Author: A. Azfar Moin
Publisher: Columbia University Press – 343 pages
Book Review by: Deekay Daulat

A study of ‘sacred kingship’ (a term the author uses that is new to me) and sainthood in Islam during the Mughal (aka Mogul) period in India (1526-1857) and the Safavid era in Central Asia (1501-1722) is the focus of this one-of-a-kind book.

Why one-of-a-kind? It takes a combined look into kingship (the king as a messiah of God was considered sacred in those millennia) and sainthood, something I have not found in any other book. It offers a new perspective on the Muslim rulers, particularly on how they demonstrated their power and sovereignty while at the same time expressing their sacrality like the Sufi saints did.

I learned in history classes in grade school that the seven Mughal emperors were held in awe, high respect and even fear by their subjects for the vast, almost absolute power they wielded over the people they ruled.

I also learned that at the same time, they were revered by their subjects for being representatives of God, for the great wisdom they possessed, and for the ability to make the right decisions on moral issues, e.g. in matters of right or wrong.

I did not learn much about the Safavids, or at least I do not recall what we went through when we studied them. A map in this book on the left of the Introduction page shows the geographical extent of their rule, and it is truly vast. Their control covered the areas from northwest Europe next to the Caspian Sea through Iran, Iraq and other countries to all the way east of the Kandahar area in Afghanistan.

The coverage of the Mughal Empire meanwhile started from Afghanistan where the Safavid control ended and it stretched all the way east through northern India to the Bay of Bengal next to Kolkata, including north central India.

Here is how A. Azfar Moin characterizes ‘sacred kingship’ during the Safavid and Mughal millennia of sovereign rulers: “The early and foundational monarchs of these two lineages modeled their courts on the pattern of Sufi orders and fashioned themselves as the promised messiah. In their classical phases, both the Mughals and the Safavids embraced a style of sovereignty that was “saintly” and “messianic.”

He continues: “…there developed in this period an ensemble of rituals and knowledge to make the body of the king sacred and to cast it in the mold of a prophesied savior, a figure who would set right the unbearable order of things and inaugurate a new era of peace and justice – the new millennium. Under-girded by messianic conceptions and rationalized by political astrology, this style of sovereignty attempted to bind courtiers and soldiers to the monarch as both spiritual guide and material lord.”

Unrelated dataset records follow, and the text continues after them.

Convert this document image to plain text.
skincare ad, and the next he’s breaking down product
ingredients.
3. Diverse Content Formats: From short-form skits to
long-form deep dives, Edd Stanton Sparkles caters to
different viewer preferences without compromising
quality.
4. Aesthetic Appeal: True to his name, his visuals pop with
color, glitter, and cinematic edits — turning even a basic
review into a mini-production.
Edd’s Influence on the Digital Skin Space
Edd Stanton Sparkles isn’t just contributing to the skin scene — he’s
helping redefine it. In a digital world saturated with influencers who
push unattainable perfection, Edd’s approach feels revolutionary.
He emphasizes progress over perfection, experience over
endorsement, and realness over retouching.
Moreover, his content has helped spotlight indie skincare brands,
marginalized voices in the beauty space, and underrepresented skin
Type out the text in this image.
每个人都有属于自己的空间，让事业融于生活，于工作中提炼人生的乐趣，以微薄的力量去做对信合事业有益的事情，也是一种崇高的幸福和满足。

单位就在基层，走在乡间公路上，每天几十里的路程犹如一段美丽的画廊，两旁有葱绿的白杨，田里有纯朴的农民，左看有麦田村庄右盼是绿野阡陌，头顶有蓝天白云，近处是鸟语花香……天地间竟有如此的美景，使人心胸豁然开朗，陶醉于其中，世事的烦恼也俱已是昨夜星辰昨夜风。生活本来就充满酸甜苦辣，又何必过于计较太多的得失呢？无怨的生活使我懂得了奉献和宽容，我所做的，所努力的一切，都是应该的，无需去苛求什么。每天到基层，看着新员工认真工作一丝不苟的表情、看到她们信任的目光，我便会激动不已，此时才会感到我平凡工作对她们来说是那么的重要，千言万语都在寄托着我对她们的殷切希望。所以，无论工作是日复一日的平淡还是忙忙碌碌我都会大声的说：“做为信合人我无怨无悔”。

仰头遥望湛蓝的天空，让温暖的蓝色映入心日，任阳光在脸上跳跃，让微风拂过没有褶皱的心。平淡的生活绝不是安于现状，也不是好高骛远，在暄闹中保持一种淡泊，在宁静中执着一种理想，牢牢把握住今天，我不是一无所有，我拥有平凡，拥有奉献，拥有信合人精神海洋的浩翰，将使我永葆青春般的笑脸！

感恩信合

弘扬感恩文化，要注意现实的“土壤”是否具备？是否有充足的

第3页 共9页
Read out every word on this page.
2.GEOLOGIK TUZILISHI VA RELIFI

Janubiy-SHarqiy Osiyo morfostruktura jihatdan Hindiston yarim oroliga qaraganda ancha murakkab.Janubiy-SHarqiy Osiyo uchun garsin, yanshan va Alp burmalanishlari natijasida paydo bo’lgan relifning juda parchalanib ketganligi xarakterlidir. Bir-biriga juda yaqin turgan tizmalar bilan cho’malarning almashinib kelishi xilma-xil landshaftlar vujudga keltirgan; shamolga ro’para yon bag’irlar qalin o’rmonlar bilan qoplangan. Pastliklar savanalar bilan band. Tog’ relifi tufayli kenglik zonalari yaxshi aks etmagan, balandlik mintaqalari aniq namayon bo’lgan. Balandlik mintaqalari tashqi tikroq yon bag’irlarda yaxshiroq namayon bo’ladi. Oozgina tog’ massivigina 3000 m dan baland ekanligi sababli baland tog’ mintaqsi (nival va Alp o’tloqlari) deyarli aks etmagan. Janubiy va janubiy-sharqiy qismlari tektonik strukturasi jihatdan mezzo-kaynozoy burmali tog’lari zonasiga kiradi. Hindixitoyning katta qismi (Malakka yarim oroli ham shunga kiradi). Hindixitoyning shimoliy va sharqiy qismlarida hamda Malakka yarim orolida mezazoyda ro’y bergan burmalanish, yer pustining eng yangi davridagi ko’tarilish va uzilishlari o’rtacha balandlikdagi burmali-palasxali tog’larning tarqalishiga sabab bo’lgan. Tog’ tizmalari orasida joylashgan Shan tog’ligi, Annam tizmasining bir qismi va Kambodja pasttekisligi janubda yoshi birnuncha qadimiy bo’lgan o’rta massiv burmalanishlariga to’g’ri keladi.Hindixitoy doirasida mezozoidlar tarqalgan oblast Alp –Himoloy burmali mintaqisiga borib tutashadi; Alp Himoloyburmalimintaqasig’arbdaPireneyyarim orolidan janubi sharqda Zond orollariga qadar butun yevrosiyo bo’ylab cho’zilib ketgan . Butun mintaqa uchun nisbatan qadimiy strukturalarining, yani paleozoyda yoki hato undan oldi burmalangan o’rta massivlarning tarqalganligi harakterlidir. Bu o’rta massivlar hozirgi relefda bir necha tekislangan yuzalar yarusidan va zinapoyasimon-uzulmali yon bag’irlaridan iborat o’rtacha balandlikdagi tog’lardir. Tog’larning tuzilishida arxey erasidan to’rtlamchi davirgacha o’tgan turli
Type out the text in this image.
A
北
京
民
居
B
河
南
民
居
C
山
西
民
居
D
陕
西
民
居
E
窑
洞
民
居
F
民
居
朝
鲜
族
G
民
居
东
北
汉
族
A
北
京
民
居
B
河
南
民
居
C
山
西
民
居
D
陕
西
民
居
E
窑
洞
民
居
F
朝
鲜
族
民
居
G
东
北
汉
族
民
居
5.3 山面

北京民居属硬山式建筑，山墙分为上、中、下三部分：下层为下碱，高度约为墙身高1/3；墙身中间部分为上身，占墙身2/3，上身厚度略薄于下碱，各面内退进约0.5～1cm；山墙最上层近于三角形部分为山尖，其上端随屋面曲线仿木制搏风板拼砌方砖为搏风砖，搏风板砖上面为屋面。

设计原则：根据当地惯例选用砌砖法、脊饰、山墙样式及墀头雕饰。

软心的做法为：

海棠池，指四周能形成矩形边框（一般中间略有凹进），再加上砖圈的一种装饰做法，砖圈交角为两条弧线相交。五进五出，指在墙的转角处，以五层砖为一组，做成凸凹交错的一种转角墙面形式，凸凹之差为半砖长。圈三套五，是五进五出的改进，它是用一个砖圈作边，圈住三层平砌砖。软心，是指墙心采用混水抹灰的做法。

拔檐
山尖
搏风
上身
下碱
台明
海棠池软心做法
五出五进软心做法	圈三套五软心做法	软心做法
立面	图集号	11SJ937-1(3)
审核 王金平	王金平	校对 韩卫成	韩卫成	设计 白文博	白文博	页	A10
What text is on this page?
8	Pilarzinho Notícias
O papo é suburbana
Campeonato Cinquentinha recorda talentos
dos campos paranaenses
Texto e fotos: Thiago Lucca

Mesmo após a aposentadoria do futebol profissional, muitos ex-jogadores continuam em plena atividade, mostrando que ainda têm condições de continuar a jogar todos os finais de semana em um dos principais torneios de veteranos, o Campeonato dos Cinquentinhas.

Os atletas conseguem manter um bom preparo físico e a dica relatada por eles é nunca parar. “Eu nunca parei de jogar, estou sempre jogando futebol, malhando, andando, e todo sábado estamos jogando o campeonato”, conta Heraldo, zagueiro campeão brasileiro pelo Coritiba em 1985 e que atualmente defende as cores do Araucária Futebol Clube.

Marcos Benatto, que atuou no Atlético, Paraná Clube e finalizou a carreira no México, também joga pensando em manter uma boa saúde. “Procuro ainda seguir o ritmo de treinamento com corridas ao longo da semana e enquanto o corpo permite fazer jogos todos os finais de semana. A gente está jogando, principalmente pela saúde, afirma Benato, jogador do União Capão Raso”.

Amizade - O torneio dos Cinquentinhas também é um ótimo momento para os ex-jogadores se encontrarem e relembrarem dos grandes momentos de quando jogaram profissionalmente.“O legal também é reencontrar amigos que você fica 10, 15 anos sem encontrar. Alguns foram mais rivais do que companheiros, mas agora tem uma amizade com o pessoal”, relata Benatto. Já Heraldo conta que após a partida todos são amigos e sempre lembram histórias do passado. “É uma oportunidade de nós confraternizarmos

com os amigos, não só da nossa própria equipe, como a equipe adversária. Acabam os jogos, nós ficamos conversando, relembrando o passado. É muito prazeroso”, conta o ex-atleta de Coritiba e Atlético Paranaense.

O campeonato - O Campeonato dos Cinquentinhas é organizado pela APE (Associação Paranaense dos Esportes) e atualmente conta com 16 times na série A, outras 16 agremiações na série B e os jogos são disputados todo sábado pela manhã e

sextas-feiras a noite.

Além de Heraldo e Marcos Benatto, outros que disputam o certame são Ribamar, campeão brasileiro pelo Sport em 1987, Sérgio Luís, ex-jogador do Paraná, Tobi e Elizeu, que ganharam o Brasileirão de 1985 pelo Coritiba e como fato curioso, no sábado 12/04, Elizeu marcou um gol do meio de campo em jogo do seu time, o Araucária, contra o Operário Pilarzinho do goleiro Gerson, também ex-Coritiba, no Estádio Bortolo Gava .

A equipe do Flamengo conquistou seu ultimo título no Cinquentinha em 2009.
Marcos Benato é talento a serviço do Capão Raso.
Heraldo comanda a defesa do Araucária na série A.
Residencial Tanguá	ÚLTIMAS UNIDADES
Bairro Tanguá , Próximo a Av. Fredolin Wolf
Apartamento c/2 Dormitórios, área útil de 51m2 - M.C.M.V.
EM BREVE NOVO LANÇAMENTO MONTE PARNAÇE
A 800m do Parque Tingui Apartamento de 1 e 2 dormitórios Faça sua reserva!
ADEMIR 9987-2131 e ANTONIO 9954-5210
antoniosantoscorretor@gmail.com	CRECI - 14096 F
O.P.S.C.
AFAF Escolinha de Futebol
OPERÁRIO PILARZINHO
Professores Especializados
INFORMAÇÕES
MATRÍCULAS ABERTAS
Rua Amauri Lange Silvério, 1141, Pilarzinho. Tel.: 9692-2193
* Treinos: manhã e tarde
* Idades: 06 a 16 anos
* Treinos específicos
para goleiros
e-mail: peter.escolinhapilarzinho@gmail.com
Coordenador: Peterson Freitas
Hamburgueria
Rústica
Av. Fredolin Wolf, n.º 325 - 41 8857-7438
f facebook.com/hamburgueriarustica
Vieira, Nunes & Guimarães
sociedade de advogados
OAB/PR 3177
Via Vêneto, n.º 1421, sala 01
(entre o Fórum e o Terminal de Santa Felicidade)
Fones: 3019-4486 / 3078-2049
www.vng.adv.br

The third Mughal Emperor Akbar (1556-1605) was one of the most powerful. At the height of his powerful regime, he was also most revered in a spiritual sense. As a matter of fact his critics accused him of abandoning Islam and beginning his own ‘sacred dispensation’ as the author describes it.

The author writes that Akbar’s long-lasting empire in South Asia was not only of ‘unrivaled grandeur’ in a material sense, but also, on the spiritual side of life, he asked all his subjects to enroll as ‘disciples’ in a ‘devotional order’ he himself created. He “fashioned himself as the spiritual guide of all his subjects regardless of caste and creed,” Moin asserts.

The decline of the Mughal period in India began in the early eighteenth century during the time of the last ruler Aurangzeb, son of Shah Jahan, builder of the Taj Mahal. But the ‘institutional shell’ of Mughal sovereignty survived for more than a century after its end. Even through periods of weakening of the power of the Mughal dynast through invasions by different forces, he still remained as the sole exclusive symbol of sovereignty in India, until the British came and slowly took away his authority and rule over the country.